>
> Nice that’s clever.
> And since you are using CSR1000v you don’t need to worry about the
> cost of HW for RRs.
Yes, the CSR1000v’s are workhorses.
> I see, so RRs do the routing decision on behalf of the PE routers in a
> particular PoP.
Correct, but in some cases, the routing decision is done in a completely different country/continent/cluster, before that final decision is pushed down to the RR which has the target edge router. Either way, the result is always the same, since the destination traffic was headed toward that different country/continent anyway.
> Since RR cluster is local to the PoP the AS-exit proximity is
> accurate, in other words what is good for the RR has to be good for
> the PEs within the PoP.
Yes, and this is a very important point that you note. Having iBGP sessions to RR’s not in the same physical PoP can lead to sub-optimal routing for devices in that PoP, as by default, RR’s base best-path selection for IGP metrics on the local IGP metric, while the iBGP neighbor would be remote.

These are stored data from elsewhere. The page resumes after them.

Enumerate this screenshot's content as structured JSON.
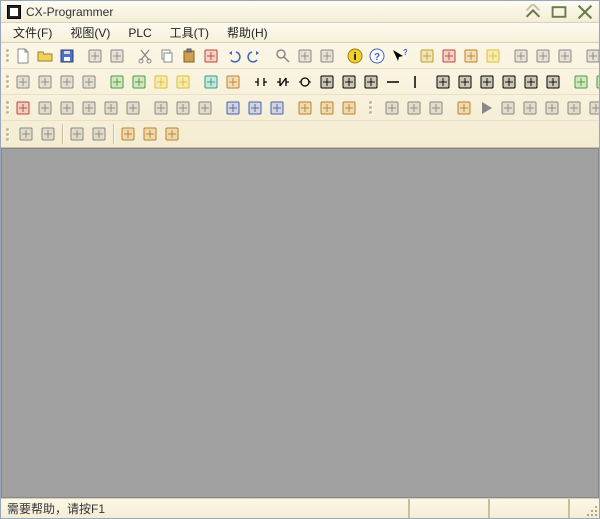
{
  "title": "CX-Programmer",
  "menu": [
    "文件(F)",
    "视图(V)",
    "PLC",
    "工具(T)",
    "帮助(H)"
  ],
  "status": {
    "help": "需要帮助，请按F1"
  },
  "toolbar_rows": [
    {
      "groups": [
        [
          "new-file",
          "open-file",
          "save-file"
        ],
        [
          "print",
          "print-preview"
        ],
        [
          "cut",
          "copy",
          "paste",
          "delete",
          "undo",
          "redo"
        ],
        [
          "find",
          "replace",
          "goto"
        ],
        [
          "info-yellow",
          "help-context",
          "whats-this"
        ],
        [
          "bell",
          "user1",
          "user2",
          "user3"
        ],
        [
          "flag1",
          "flag2",
          "pause-flag"
        ],
        [
          "block1",
          "block2",
          "block3"
        ]
      ]
    },
    {
      "groups": [
        [
          "cursor",
          "zoom-out",
          "zoom-in",
          "zoom-fit"
        ],
        [
          "db-green",
          "db-list",
          "db-yellow",
          "grid-yellow"
        ],
        [
          "grid-teal",
          "hourglass"
        ],
        [
          "contact-no",
          "contact-nc",
          "coil",
          "coil-set",
          "coil-reset",
          "coil-diff",
          "line-h",
          "line-v"
        ],
        [
          "rung-above",
          "rung-below",
          "branch",
          "branch-down",
          "delete-rung",
          "merge"
        ],
        [
          "compile",
          "build"
        ],
        [
          "xfer-to",
          "xfer-from",
          "verify",
          "online-edit"
        ]
      ]
    },
    {
      "groups": [
        [
          "link1",
          "link2",
          "link3",
          "link4",
          "link5",
          "link6"
        ],
        [
          "win1",
          "win2",
          "win3"
        ],
        [
          "num10",
          "num10b",
          "num16"
        ],
        [
          "stack1",
          "stack2",
          "stack3"
        ],
        [],
        [
          "layer1",
          "layer2",
          "layer3"
        ],
        [
          "watch",
          "play",
          "step-in",
          "step-over",
          "step-out",
          "go-start",
          "go-end",
          "step-back",
          "step-fwd",
          "go-last"
        ]
      ]
    },
    {
      "groups": [
        [
          "indent-left",
          "indent-right"
        ],
        [
          "align1",
          "align2"
        ],
        [
          "spark1",
          "spark2",
          "spark3"
        ]
      ]
    }
  ],
  "icon_colors": {
    "new-file": "#fff",
    "open-file": "#e8c040",
    "save-file": "#4060c0",
    "print": "#888",
    "print-preview": "#888",
    "cut": "#888",
    "copy": "#888",
    "paste": "#c08040",
    "delete": "#c04040",
    "undo": "#4060c0",
    "redo": "#4060c0",
    "find": "#888",
    "replace": "#888",
    "goto": "#888",
    "info-yellow": "#e0c020",
    "help-context": "#4060c0",
    "whats-this": "#4060c0",
    "bell": "#c0a020",
    "user1": "#c04040",
    "user2": "#c08020",
    "user3": "#e0c020",
    "flag1": "#888",
    "flag2": "#888",
    "pause-flag": "#888",
    "block1": "#888",
    "block2": "#888",
    "block3": "#888",
    "cursor": "#888",
    "zoom-out": "#888",
    "zoom-in": "#888",
    "zoom-fit": "#888",
    "db-green": "#40a040",
    "db-list": "#40a040",
    "db-yellow": "#e0c020",
    "grid-yellow": "#e0c020",
    "grid-teal": "#20a0a0",
    "hourglass": "#c08020",
    "contact-no": "#000",
    "contact-nc": "#000",
    "coil": "#000",
    "coil-set": "#000",
    "coil-reset": "#000",
    "coil-diff": "#000",
    "line-h": "#000",
    "line-v": "#000",
    "rung-above": "#000",
    "rung-below": "#000",
    "branch": "#000",
    "branch-down": "#000",
    "delete-rung": "#000",
    "merge": "#000",
    "compile": "#40a040",
    "build": "#40a040",
    "xfer-to": "#888",
    "xfer-from": "#888",
    "verify": "#888",
    "online-edit": "#888",
    "link1": "#c04040",
    "link2": "#888",
    "link3": "#888",
    "link4": "#888",
    "link5": "#888",
    "link6": "#888",
    "win1": "#888",
    "win2": "#888",
    "win3": "#888",
    "num10": "#4060c0",
    "num10b": "#4060c0",
    "num16": "#4060c0",
    "stack1": "#c08020",
    "stack2": "#c08020",
    "stack3": "#c08020",
    "layer1": "#888",
    "layer2": "#888",
    "layer3": "#888",
    "watch": "#c08020",
    "play": "#40a040",
    "step-in": "#888",
    "step-over": "#888",
    "step-out": "#888",
    "go-start": "#888",
    "go-end": "#888",
    "step-back": "#888",
    "step-fwd": "#888",
    "go-last": "#888",
    "indent-left": "#888",
    "indent-right": "#888",
    "align1": "#888",
    "align2": "#888",
    "spark1": "#c08020",
    "spark2": "#c08020",
    "spark3": "#c08020"
  }
}
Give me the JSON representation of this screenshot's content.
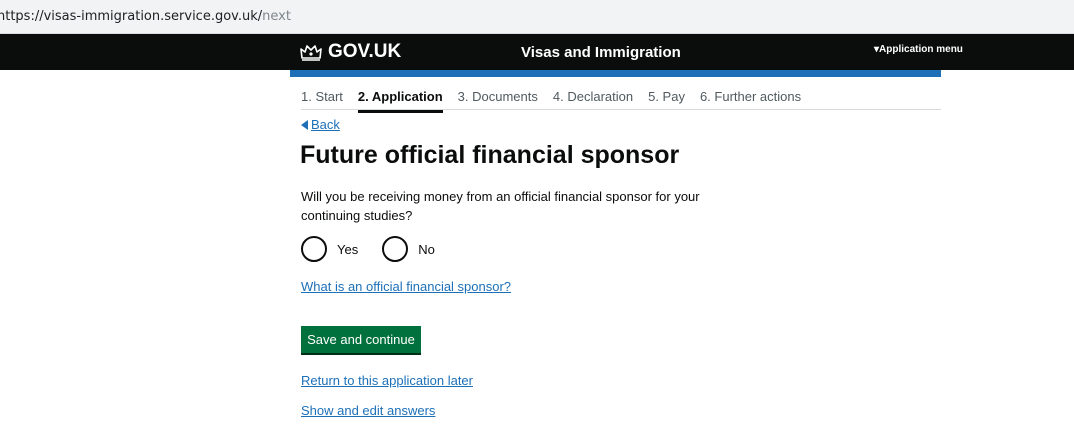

BGP-ORR, covered in “draft-ietf-idr-bgp-optimal-route-reflection-09”, is trying to fix this. But I don’t know of anyone shipping code yet.
> But still you’d have to use add-path to advertise backup paths from
> RRs to PEs in a local PoP whereas with MP-BGP you’d just use unique RDs.
You might find it strange but I do neither :-).
Each cluster has 2x RR’s. Each iBGP client has 2x sessions to each RR for all address families.
Based on our hardware, we’ve modeled convergence performance for BGP routing and found it to be reasonably quick across the network.
Considering the additonal overhead Add-Paths and such would bring, it has been a calculated decision to keep things simple, and rely on Next-Hop Address Tracking tech. in Cisco and Juniper to speed up convergence. BFD for IS-IS has also been very helpful, as we’ve found BGP to be a lot more stable in a steady-state.
We are still watching this, and will decide if physically installing additional paths is a good idea. For now, it’s not hurting overall network performance.
>
>
> I see it as more of a good practice not to hold default route or full
> inet table on a peering box but as I said before peer pointing a
> default at you is rather a corner case I guess.
Hehe, depends. Some folk point default toward you at peering points because they don’t know better. Others do because they are chancers.
Either way, avoid the risk.
We have dedicated peering routers in each PoP. We carry neither a full table nor a default route on those. In fact, we null-route default routes on every peering box.
>
>
> Yeah been doing EoMPLS PW to provide full internet feed to customers
> behind MEs didn’t have the confidence to use the table-map/SRD 🙂
You should try BGP-SD, works great over here :-).
Tunnels or eBGP-Multihop is too much for me for passing full feeds to customers :-).